Pesan moral mengenai kesederhanaan juga disuarakan melalui lagu "Jangan Rakus" yang ditulis oleh sang vokalis, Kaka. Melalui liriknya, Kaka mengajak masyarakat untuk menjalani hidup secukupnya dan menghindari kebiasaan membandingkan diri dengan pencapaian orang lain.
Sebagian besar materi lagu mulai diproduksi oleh Bimbim sejak tahun 2024. Sementara itu, Kaka menyumbangkan karya yang telah ia simpan sejak tahun 2021. Kolaborasi materi dari dua periode waktu berbeda ini menghasilkan variasi musik yang kaya namun tetap berkarakter khas.
Secara musikalitas, album ini menawarkan penjelajahan genre yang luas bagi para pendengarnya. Slank memadukan unsur rock alternatif, rock n roll, hingga aransemen balada melankolis dengan penyampaian lirik yang lugas dan dekat dengan realitas harian.
Sisi romantis album diwakili lewat lagu cinta berjudul "Di Dekatmu" karya Kaka dan Bimbim. Lagu ini menceritakan perasaan rindu mendalam seorang pria yang dibalut dengan aransemen musik melankolis yang lembut serta elegan.
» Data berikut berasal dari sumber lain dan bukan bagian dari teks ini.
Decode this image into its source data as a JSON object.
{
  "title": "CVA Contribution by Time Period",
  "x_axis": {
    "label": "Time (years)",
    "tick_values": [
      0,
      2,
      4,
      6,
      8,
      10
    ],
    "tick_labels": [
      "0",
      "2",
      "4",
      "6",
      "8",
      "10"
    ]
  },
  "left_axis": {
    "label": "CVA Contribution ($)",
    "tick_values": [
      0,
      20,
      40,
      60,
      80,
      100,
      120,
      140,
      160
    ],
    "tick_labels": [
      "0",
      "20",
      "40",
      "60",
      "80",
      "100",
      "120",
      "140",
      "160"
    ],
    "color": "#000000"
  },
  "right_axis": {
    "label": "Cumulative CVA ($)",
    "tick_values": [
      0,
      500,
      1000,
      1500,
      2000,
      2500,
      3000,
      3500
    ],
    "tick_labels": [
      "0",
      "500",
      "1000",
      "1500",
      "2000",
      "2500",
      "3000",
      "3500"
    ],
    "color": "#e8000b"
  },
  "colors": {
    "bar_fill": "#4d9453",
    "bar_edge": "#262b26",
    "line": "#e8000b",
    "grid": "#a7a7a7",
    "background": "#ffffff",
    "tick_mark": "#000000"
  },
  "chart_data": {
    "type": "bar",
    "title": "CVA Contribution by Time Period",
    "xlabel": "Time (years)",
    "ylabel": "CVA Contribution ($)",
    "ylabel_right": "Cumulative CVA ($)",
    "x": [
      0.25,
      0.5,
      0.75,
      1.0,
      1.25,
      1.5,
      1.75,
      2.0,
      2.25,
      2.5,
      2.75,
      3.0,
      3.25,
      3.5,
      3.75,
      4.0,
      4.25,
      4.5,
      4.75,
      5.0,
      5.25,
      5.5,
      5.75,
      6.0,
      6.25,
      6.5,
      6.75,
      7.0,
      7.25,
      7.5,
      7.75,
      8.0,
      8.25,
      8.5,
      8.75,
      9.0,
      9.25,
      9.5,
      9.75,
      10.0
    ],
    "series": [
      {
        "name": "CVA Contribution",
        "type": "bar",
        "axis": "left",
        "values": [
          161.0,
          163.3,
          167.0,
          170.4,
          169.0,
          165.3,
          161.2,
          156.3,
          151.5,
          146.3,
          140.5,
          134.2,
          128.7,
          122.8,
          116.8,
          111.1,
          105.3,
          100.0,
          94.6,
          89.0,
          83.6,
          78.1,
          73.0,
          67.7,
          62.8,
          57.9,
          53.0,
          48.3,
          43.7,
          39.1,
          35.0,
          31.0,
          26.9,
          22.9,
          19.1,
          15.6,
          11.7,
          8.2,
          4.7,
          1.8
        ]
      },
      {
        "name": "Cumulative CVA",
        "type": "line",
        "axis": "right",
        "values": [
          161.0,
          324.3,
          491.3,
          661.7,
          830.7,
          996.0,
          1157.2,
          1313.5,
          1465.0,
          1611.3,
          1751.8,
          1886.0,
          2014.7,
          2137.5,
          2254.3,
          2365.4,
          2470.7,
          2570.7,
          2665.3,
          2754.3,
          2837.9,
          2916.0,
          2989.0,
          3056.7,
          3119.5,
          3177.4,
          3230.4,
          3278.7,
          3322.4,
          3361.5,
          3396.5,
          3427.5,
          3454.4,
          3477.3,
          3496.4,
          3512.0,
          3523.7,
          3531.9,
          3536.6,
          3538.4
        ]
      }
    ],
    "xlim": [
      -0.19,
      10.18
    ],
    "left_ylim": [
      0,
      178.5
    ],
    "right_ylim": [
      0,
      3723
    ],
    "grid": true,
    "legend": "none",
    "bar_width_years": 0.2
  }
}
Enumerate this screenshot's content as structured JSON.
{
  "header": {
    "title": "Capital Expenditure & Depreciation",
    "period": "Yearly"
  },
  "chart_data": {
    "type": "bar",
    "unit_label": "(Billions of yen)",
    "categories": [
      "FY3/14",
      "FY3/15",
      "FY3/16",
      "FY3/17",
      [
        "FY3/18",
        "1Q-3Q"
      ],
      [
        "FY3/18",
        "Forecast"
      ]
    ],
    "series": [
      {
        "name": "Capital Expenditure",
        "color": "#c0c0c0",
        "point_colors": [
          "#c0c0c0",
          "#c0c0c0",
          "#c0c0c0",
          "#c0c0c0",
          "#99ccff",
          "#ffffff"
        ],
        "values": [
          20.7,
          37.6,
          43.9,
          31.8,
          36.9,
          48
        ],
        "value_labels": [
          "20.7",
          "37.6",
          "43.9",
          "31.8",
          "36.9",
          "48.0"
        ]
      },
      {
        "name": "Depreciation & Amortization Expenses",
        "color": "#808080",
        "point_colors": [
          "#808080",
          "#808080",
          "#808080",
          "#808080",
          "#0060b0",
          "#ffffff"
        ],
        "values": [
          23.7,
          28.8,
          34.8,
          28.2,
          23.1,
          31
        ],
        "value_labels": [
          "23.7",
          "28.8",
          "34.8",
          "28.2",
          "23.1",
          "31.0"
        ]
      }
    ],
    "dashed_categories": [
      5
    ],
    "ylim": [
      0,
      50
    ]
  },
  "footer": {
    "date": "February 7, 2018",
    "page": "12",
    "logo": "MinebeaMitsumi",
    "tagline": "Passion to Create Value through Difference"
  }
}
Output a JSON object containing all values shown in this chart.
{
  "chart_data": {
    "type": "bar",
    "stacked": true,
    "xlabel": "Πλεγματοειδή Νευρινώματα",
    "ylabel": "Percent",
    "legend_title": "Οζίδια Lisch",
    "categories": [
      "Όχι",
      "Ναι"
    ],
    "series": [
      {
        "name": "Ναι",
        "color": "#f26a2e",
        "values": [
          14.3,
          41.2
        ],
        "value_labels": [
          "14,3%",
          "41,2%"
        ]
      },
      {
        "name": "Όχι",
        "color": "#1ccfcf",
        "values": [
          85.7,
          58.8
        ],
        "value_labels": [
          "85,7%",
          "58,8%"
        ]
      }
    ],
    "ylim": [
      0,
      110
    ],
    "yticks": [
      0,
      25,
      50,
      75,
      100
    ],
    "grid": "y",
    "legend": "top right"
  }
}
Eksplorasi tema cinta berlanjut dalam lagu "My Rinduku" yang dikemas dengan lirik sederhana. Menariknya, lagu ciptaan Bimbim ini kembali memunculkan instrumen siulan khas Slank yang dikombinasikan dengan ritme rock n roll ringan.
Nuansa sentimental yang mendalam terasa pada lagu "Papa Sid". Lagu ini ditulis langsung oleh Bimbim sebagai bentuk penghormatan dan ungkapan duka atas wafatnya sang ayah sekaligus sosok panutan, Pak Sidharta.
Warna baru juga dihadirkan lewat lagu "Bunga Rindu" yang mengisahkan daya tarik seorang perempuan dengan masa lalu penuh luka. Karakter narasi yang kuat dalam lagu ini memberikan dimensi yang berbeda dibandingkan trek lainnya.
Slank tidak mengabaikan sisi jenaka dan gaya slengean mereka yang tertuang dalam lagu "Buka Baju". Penggunaan lirik yang terkesan nakal dalam lagu ini sengaja dirancang agar memicu beragam penafsiran dari para pendengar.
Sebagai trek penutup album, lagu "Ku Tak Mungkin" hadir membawa tema kesetiaan komitmen dalam sebuah hubungan. Tembang bergenre pop-rock romantis ini dikemas dengan melodi yang nyaman di telinga pembaca.